On the four-letter sports network: “It’s clear that they are absolutely committed to the WNBA,” said Borders on the network’s WNBA season slate of games.
On her “W” fist bump, which she introduced last month at this year’s draft: “That was intended. That excitement is authentic. I am a fan.”
On her 60 days (this Saturday) as president: “I’ve heard from my colleagues at the staff level in New York. Now we want to go to every team, the owners and the fans. Then we will know even more.”
Minnesota served as the first stop on Borders’ 12-city tour of her league’s 12 franchises. After that tour is complete, she believes she will have “a robust and comprehensive picture” of the WNBA.

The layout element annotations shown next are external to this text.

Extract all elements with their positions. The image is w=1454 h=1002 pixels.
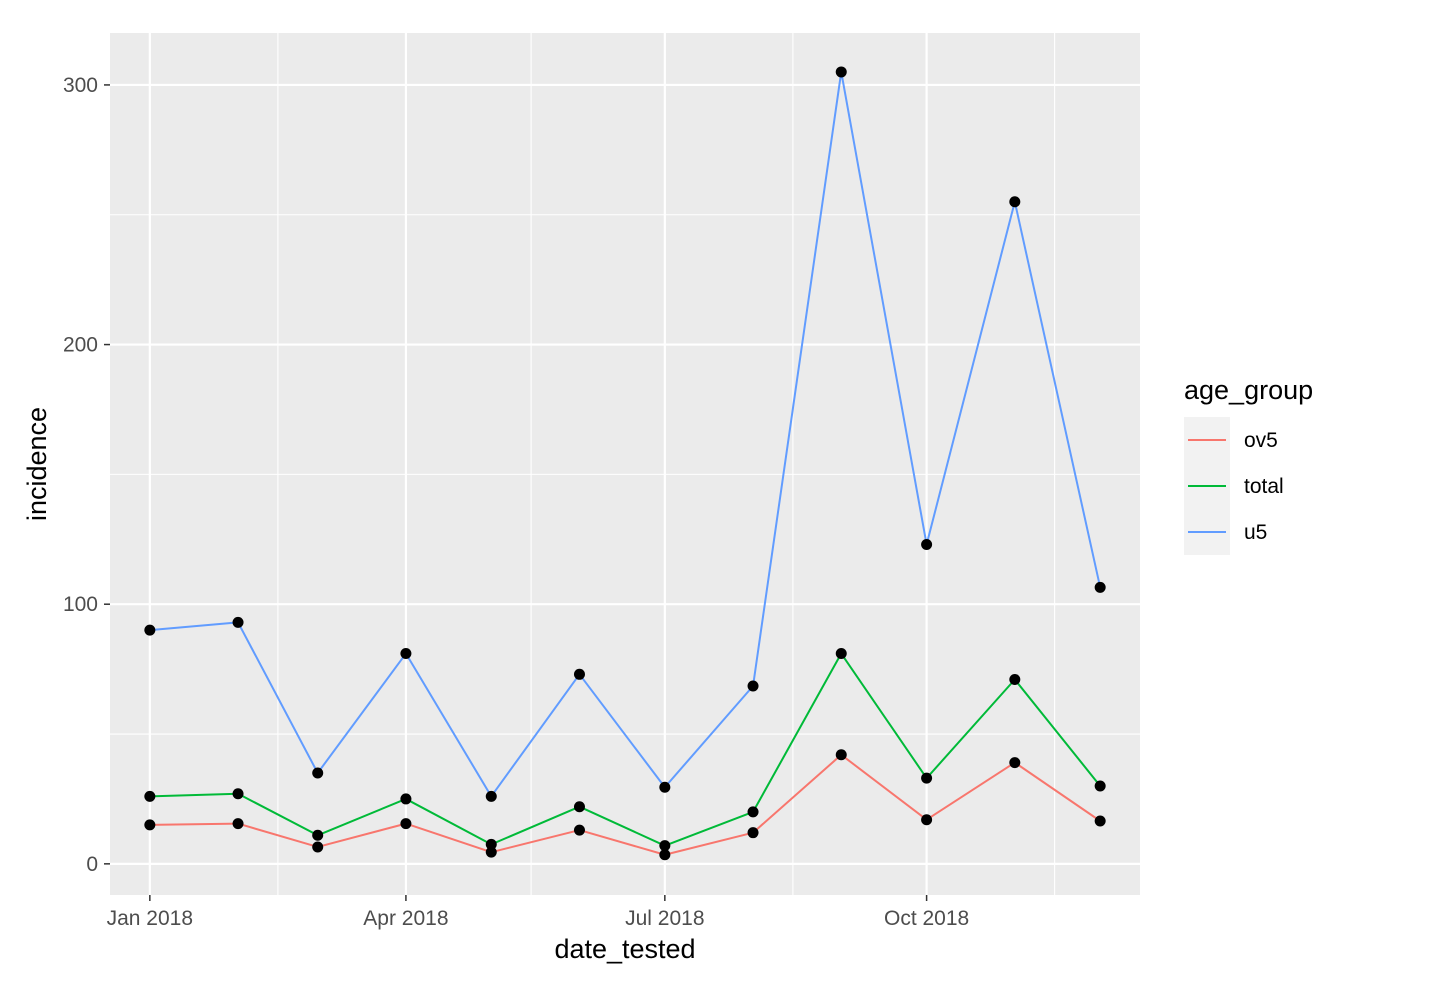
data-point-total bbox=[312, 829, 324, 841]
data-point-total bbox=[573, 801, 585, 813]
y-tick-label: 200 bbox=[63, 334, 98, 357]
x-tick-label: Oct 2018 bbox=[884, 907, 969, 930]
legend-label-u5: u5 bbox=[1244, 521, 1267, 544]
data-point-total bbox=[835, 648, 847, 660]
legend: age_group ov5 total u5 bbox=[1184, 375, 1313, 555]
data-point-ov5 bbox=[232, 818, 244, 830]
legend-keys: ov5 total u5 bbox=[1184, 417, 1284, 555]
major-gridlines bbox=[110, 33, 1140, 895]
data-point-total bbox=[1009, 674, 1021, 685]
y-axis-title: incidence bbox=[22, 407, 52, 521]
data-point-u5 bbox=[659, 781, 671, 793]
data-point-u5 bbox=[1094, 581, 1106, 593]
y-axis: 0 100 200 300 bbox=[63, 74, 110, 876]
x-tick-label: Jul 2018 bbox=[625, 907, 704, 930]
y-tick-label: 100 bbox=[63, 593, 98, 616]
data-point-ov5 bbox=[400, 818, 412, 830]
data-point-total bbox=[485, 838, 497, 850]
legend-label-ov5: ov5 bbox=[1244, 429, 1278, 452]
legend-title: age_group bbox=[1184, 375, 1313, 405]
data-point-total bbox=[921, 772, 933, 784]
series-line-total bbox=[149, 652, 1101, 847]
data-point-total bbox=[144, 790, 156, 802]
data-point-ov5 bbox=[485, 846, 497, 858]
series-line-u5 bbox=[149, 70, 1102, 798]
data-point-u5 bbox=[400, 648, 412, 660]
data-point-total bbox=[747, 806, 759, 818]
x-axis-title: date_tested bbox=[554, 934, 695, 964]
data-point-u5 bbox=[573, 668, 585, 680]
data-point-u5 bbox=[485, 790, 497, 802]
data-point-u5 bbox=[232, 616, 244, 628]
data-point-total bbox=[659, 840, 671, 852]
data-point-u5 bbox=[835, 66, 847, 78]
y-tick-label: 0 bbox=[86, 853, 98, 876]
data-point-u5 bbox=[144, 624, 156, 636]
data-points bbox=[144, 66, 1106, 861]
x-tick-label: Apr 2018 bbox=[363, 907, 448, 930]
plot-panel bbox=[110, 33, 1140, 895]
data-point-ov5 bbox=[144, 819, 156, 831]
data-point-u5 bbox=[312, 767, 324, 779]
x-axis: Jan 2018 Apr 2018 Jul 2018 Oct 2018 bbox=[107, 895, 969, 930]
x-tick-label: Jan 2018 bbox=[107, 907, 193, 930]
data-point-u5 bbox=[747, 680, 759, 692]
legend-label-total: total bbox=[1244, 475, 1284, 498]
y-tick-label: 300 bbox=[63, 74, 98, 97]
data-point-ov5 bbox=[747, 827, 759, 839]
data-point-ov5 bbox=[312, 841, 324, 853]
data-point-total bbox=[1094, 780, 1106, 792]
data-point-ov5 bbox=[573, 824, 585, 836]
data-point-ov5 bbox=[921, 814, 933, 826]
data-point-u5 bbox=[921, 538, 933, 550]
data-point-ov5 bbox=[1094, 815, 1106, 827]
series-line-ov5 bbox=[149, 753, 1101, 856]
data-point-ov5 bbox=[1009, 757, 1021, 769]
data-point-total bbox=[400, 793, 412, 805]
minor-gridlines bbox=[110, 33, 1140, 895]
data-point-total bbox=[232, 788, 244, 800]
data-point-ov5 bbox=[659, 849, 671, 861]
series-lines bbox=[149, 70, 1102, 856]
data-point-ov5 bbox=[835, 749, 847, 761]
data-point-u5 bbox=[1009, 196, 1021, 208]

Later, in response to a reporter’s question to players’ concerns about how the league is marketing them, Borders said, “That was constructive criticism. What we will do is start with social media. We’ve invited our players to reach back to their undergraduate programs or their home country if they are international. We’ve never done that before.
“We will start at an organic level. The folk that actually play the game know it the best,” said Borders, adding that the W’s marketing efforts will include using the Rio Olympics later this summer as a marketing platform because all 12 members of the USA team are WNBA players.
“You best believe we will be marketing that every day,” she pledged. “We will continue to pitch our stories about the league and all the special things we will be doing this season, including the Olympics.”
Finally, as Borders closed our one-on-one conversation, she said her job is simple: “We want to endure not just [for] another 20 years, but 120 years,” she declared. The WNBA after all is a business, and “My job is to drive revenue. My job is making sure that we bring in as much money as we possibly can.”